Tale cornice impreziosisce ancor di più la Rotonda, che colpisce immediatamente per l’armonia delle sue forme e per la pianta circolare, assolutamente inusuale per l’epoca. Ammirandola colpita dai raggi di sole pomeridiani, si rimane sorpresi da un’estetica che pare semplice e ricercata allo stesso tempo. I tre cilindri concentrici che costituiscono l’edificio evocano la volontà di raggiungere e di congiungersi con il cielo; i grezzi mattoni di pietra cozzano con le fini merlature e con le decorazioni dei capitelli, oggi rovinate e in gran parte perdute ma che in passato dovevano essere certamente più ricche e fastose. Fra i bassorilievi meglio conservati spicca la criptica scena della lunetta del portale meridionale dove la figura di un Santo – San Tommaso o forse San Bartolomeo – è affiancato sulla destra da una palma e sulla sinistra da un nodo di Salomone, emblema dell’unione fra la sfera divina e quella umana.

 

 

L’interno. Varcando la soglia della rotonda e chiudendosi la porta alle spalle, ci si immerge, fisicamente e simbolicamente, in una tenue oscurità che favorisce il raccoglimento. La luce illumina soffusamente l’ambiente, mettendo in risalto il fascino delle pure pietre, delle otto – numero che nella tradizione medievale rimanda a Cristo – colonne che accolgono il visitatore nell’aula centrale e dell’abside. Si possono notare anche sette nicchie destinate a ospitare statue o forse reliquie.

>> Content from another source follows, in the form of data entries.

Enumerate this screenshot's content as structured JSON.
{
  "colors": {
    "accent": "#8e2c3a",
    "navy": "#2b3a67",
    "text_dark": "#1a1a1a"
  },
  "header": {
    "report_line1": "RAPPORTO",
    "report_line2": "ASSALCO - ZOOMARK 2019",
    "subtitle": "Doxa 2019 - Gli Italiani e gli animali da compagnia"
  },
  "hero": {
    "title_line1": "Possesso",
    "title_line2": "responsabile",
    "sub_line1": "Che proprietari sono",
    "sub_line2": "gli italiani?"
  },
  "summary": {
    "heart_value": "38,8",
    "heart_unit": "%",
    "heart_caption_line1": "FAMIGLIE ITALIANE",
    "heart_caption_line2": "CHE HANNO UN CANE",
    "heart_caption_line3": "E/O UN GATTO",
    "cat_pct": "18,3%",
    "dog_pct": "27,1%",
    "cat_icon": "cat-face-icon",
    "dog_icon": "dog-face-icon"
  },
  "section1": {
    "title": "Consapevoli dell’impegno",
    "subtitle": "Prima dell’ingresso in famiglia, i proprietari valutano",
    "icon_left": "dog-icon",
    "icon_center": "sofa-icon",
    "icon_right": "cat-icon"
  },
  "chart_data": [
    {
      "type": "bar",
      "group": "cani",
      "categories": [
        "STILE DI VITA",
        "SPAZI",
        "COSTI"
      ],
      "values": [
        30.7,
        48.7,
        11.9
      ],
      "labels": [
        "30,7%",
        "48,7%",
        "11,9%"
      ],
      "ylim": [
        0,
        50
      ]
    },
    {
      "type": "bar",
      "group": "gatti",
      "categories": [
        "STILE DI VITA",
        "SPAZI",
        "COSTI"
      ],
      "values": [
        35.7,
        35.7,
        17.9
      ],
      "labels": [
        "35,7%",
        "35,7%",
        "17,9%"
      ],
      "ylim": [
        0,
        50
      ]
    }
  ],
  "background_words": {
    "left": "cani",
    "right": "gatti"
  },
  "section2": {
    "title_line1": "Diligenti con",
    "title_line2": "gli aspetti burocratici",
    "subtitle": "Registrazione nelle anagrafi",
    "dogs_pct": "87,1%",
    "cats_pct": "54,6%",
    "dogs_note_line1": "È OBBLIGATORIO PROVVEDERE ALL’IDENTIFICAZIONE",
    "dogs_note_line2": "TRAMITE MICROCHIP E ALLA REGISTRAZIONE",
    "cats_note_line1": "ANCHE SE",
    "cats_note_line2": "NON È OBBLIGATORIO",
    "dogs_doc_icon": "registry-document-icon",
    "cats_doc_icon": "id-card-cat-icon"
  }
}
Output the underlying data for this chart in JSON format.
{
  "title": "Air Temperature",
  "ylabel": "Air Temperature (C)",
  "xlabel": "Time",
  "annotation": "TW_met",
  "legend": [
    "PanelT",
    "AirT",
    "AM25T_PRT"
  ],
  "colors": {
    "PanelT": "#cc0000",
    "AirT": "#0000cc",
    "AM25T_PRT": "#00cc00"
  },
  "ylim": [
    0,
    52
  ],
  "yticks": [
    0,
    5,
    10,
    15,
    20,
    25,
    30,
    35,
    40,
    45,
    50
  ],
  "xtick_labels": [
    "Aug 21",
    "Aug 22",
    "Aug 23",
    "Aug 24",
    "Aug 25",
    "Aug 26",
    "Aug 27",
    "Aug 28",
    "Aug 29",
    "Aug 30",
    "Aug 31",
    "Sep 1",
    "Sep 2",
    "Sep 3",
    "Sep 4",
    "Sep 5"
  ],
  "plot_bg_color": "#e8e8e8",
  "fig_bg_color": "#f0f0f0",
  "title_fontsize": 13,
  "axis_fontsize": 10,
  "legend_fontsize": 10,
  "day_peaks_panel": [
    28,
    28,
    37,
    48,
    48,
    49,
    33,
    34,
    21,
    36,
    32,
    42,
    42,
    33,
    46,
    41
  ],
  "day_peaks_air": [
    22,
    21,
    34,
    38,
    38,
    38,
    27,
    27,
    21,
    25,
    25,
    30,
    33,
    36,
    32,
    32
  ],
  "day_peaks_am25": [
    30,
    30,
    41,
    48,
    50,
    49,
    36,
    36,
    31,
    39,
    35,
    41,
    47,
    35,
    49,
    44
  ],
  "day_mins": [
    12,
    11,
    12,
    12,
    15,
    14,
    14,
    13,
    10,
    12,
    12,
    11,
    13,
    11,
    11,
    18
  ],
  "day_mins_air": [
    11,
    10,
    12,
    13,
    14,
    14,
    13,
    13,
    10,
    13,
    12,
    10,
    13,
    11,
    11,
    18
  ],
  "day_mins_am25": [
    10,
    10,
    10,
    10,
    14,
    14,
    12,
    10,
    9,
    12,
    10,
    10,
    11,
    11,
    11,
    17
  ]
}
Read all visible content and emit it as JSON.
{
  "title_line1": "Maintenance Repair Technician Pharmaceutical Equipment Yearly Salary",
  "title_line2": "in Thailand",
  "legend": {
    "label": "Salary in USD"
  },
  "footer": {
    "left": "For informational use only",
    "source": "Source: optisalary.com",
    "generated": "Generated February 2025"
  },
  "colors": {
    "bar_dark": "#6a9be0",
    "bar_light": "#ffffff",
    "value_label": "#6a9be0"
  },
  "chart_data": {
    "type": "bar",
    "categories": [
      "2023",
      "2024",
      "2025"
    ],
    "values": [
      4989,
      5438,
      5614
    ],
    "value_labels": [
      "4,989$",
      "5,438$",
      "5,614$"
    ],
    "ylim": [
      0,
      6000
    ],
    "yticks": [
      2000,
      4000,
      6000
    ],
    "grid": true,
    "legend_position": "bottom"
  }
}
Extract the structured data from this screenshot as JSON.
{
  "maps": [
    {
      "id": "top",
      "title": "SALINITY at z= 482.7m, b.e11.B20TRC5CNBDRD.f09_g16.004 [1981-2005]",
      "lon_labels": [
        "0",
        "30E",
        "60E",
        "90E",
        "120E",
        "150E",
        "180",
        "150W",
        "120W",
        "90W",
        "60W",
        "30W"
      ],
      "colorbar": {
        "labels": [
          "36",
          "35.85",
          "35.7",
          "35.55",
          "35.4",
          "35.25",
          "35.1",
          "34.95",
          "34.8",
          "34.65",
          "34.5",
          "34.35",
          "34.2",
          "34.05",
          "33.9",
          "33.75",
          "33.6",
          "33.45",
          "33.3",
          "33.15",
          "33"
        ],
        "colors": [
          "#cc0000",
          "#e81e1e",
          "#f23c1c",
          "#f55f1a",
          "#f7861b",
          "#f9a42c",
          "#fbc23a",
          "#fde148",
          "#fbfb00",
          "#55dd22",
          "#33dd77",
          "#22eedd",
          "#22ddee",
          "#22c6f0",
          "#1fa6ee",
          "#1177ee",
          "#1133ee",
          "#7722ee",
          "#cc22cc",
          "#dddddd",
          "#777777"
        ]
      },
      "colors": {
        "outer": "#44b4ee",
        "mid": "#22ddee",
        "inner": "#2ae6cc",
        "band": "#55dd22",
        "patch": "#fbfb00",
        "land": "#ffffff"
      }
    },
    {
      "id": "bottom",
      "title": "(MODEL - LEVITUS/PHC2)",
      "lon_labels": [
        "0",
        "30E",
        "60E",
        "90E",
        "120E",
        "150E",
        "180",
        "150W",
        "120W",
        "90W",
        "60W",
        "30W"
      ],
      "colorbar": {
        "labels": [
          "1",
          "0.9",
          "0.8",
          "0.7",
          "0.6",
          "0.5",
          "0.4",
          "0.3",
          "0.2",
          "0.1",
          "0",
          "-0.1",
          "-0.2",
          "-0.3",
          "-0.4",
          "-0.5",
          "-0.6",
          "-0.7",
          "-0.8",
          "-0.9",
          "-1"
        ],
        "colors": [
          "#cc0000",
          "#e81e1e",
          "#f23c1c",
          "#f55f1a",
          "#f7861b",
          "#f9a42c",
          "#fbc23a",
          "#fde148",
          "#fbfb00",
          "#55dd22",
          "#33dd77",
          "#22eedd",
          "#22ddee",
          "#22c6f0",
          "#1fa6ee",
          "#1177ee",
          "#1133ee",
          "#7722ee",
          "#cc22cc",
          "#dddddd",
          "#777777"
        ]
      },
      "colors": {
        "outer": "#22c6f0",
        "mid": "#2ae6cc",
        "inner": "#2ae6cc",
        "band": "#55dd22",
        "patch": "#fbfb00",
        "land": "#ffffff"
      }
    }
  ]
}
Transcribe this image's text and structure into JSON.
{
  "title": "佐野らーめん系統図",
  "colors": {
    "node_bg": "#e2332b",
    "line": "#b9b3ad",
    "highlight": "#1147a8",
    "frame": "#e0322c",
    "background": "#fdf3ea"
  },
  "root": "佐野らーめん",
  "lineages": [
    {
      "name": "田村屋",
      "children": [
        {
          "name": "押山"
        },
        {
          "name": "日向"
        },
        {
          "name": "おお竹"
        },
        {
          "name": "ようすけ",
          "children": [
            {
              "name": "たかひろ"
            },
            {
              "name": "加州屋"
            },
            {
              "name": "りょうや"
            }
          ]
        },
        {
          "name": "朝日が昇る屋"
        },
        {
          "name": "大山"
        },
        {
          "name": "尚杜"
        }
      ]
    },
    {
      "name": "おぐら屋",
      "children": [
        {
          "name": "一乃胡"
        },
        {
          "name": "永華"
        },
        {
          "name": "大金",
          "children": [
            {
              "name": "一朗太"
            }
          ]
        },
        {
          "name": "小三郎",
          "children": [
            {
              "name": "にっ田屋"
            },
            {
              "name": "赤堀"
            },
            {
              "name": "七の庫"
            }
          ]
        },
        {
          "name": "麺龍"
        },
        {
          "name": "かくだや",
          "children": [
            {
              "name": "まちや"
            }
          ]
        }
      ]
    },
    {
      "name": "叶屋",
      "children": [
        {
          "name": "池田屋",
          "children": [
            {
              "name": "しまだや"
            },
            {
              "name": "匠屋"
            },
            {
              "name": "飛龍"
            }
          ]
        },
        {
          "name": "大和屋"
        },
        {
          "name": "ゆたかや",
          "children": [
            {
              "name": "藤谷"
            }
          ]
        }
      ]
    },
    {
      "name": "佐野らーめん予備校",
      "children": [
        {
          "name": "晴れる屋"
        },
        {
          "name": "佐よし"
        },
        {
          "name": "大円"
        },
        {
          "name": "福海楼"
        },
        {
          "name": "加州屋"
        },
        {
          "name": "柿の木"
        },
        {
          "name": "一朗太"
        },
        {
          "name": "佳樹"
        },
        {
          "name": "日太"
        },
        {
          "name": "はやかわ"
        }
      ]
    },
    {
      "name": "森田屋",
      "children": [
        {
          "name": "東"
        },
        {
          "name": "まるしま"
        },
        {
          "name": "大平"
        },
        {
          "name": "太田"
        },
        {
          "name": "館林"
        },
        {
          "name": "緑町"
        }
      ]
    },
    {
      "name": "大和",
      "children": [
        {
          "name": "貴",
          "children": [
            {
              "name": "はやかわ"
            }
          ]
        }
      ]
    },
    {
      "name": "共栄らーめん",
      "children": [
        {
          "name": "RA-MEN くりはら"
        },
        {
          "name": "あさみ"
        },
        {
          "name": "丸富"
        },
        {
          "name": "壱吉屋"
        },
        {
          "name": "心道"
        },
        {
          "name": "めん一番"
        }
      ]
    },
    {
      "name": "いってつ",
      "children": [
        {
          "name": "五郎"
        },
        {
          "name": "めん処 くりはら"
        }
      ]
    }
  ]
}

Attraverso due anguste scalinate,lineare quella a destra del presbiterio, mentre più sinuosa quella situata sul lato opposto, si può raggiungere il secondo piano, il matroneo. Ora chiuso per motivi di sicurezza, da qui si poteva apprezzare al meglio l’aula inferiore, il terzo cilindro superiore e soprattutto i punti luce, cioè gli oblò circolari e quelli a forma di croce, i cui fasci luminosi disegnano una coreografia scritta dalla natura stessa o, volendo sovrapporre il concetto alla simbologia cristiana, da Dio. All’architetto l’arduo compito di cogliere questo messaggio trascendente, coagulando la luce nella materia.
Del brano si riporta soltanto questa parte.